Alternatives to capitalism

Recent research shows that Millennials are really over capitalism. Just because the capitalist model of extraction and unequal growth isn’t jiving with the needs of the generation taking over the economy doesn’t mean that we shouldn’t engage in a free market that inspires all kinds of opportunities to do business. We need new platforms and new models for creating wealth and welfare. Co-operatives offer a business model that fosters social cohesion and is more resilient to disruption. And there are several kinds of business models that emphasize value, impact and community welfare over revenue. For example, Lynda.com (now LinkedIn Learning), Udemy and Acumen are changing how we learn and Maximum Fun blends podcasting with in-person community building.

Cultivate neo-generalism

As we strive to humanize the economy with alternative business models there is also an opportunity to prepare for the future of work by deepening our human skills, as opposed to doubling-down on technical abilities. In order to inoculate ourselves against disruption we need to unlearn specialization and learn generalism because things are changing so quickly that, in order to be lifelong-relevant, we need to have mindsets and skillsets that allow us to add value by adapting to community needs as they arise. According to authors of The Neo-Generalist, Kenneth Mikkelsen and Richard Martin, being a neo-generalist simply means that:

“We all carry with us the potential to specialize and generalize. Many of us are unwittingly eclectic, innately curious. There is a continuum between the extremes of specialism and generalism, a spectrum of possibilities. Where we stand on that continuum at a given point in time is governed by context.”

Lifelong learning is a guiding principle of co-operatives and my experience in Emilia-Romagna inspiring ideas for how we might develop shared talent pools that rival the gig economy and serve communities, not just shareholders.

Build family culture

Last week we visited Arbizzi, a packaging and logistics worker co-operative that mostly serves the agribusiness community. A few years ago the company’s founder, Mr. Arbizzi, decided to retire and, instead of selling the company to investors, he worked with co-operative partners to sell the company to the employees and transform the organization into a worker co-operative. What I noticed from the visit was the unique, family-style culture of Arbizzi, which many of the employees told me had always been there. So, did this make them more prepared for a Worker Buyout? Or did the transformation into a worker-owned co-operative reveal these characteristics and behaviours among the employees?

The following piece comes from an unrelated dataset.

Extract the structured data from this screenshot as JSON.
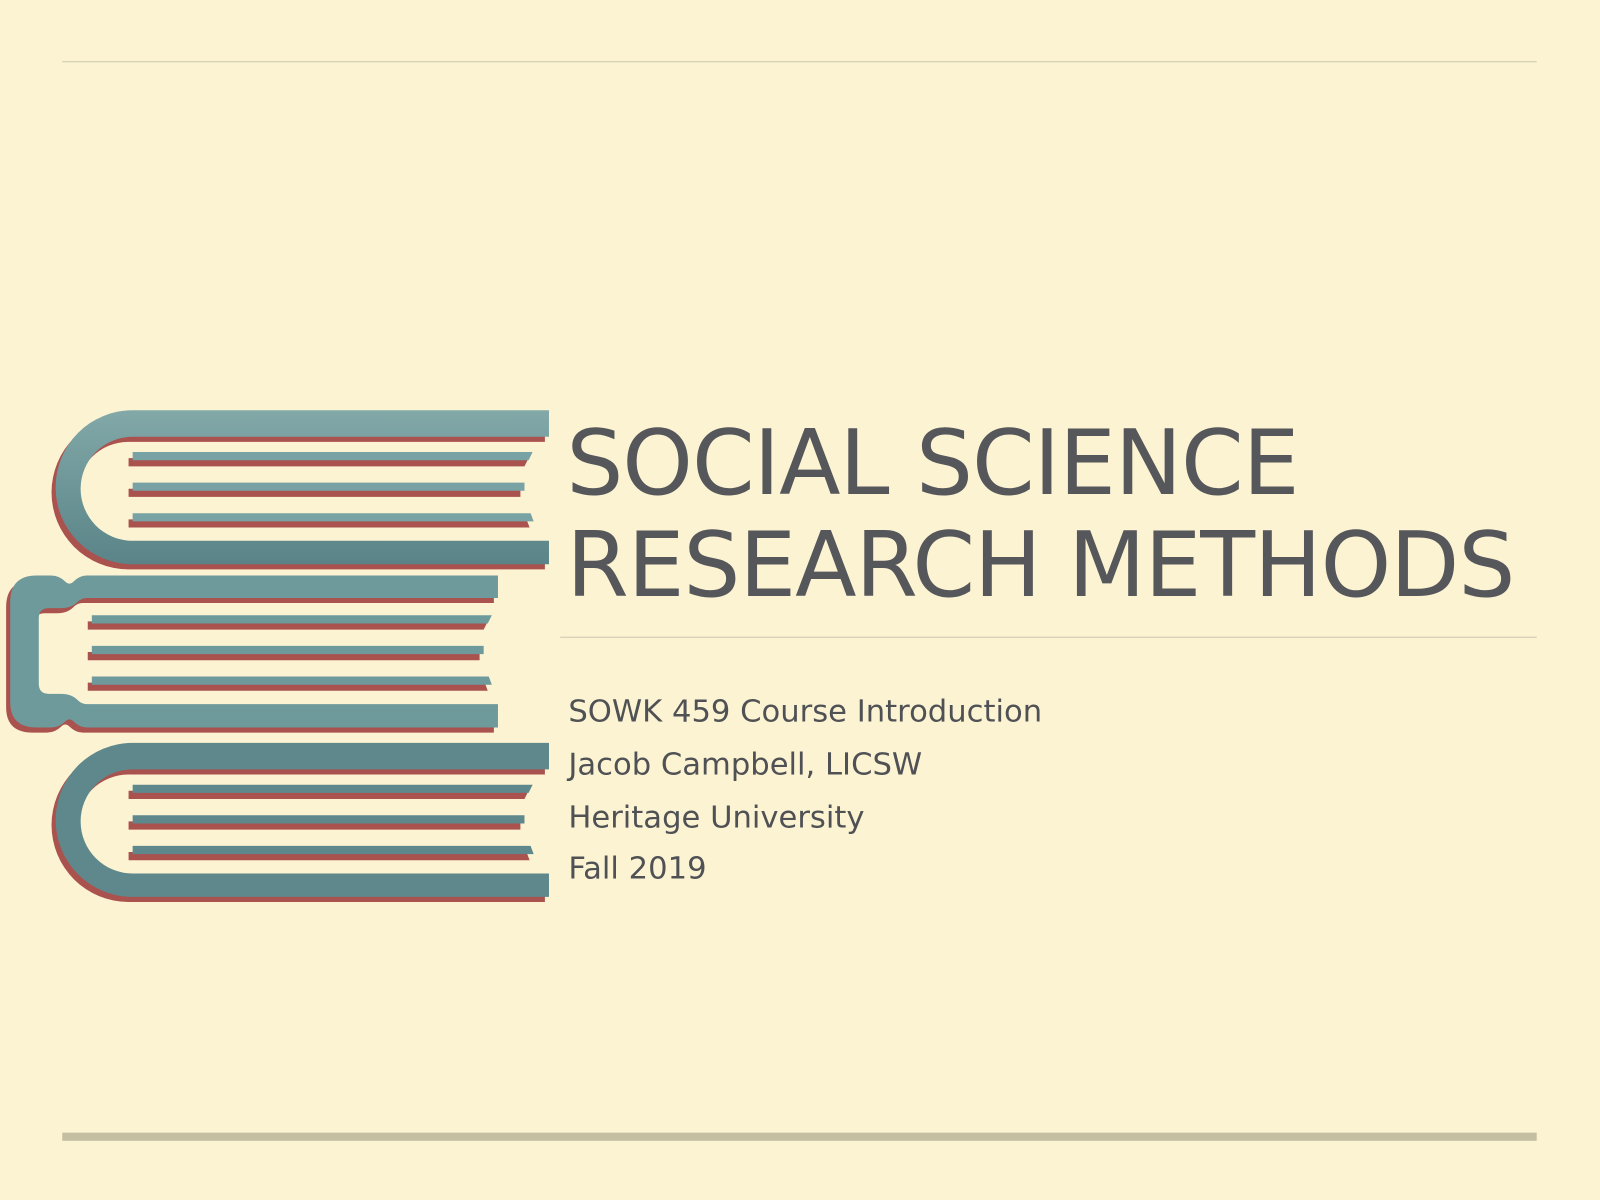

Always think entrepreneurially

In my opinion, building entrepreneurial skillsets is difficult because being entrepreneurial requires a mindset that’s difficult to teach. To adults, anyway. During his lectures to our cohort, Stefano Zamagni, one of the leaders of the co-operative movement, has shared the importance of entrepreneurialism as a catalyst for enhancing freedom, thinking and reciprocity in the world of work. According to Mashable’s Nellie Akalp, cultivating entrepreneurially-savvy in kids will help businesses of the future (and even today):

“Children are amazing, creative and passionate creatures. And that’s exactly who we need to take over the next generation of entrepreneurship. Encourage them to share their wildest ideas with you, and most importantly, take those ideas seriously.”

Communities drive innovation when more people share their passions, think for themselves and express creativity.

Embrace the commons

In the commons, we receive what we need and give in proportion of our capabilities. So, people with more wealth should pay a bit more and people with less should still have access to all the things they need. Learning about the commons was probably the most fascinating and inspiring part of the lectures from the professors from the University of Bologna’s Economics Department. I see the private sector as too greedy, too extracting and the public sector doesn’t hold people accountable enough. By embracing the commons we can retain the competitiveness of the free market with the dignity that people deserve. Co-operatives are uniquely designed to thrive in the commons and, as a complement to capitalist companies, they will help to humanize the economy.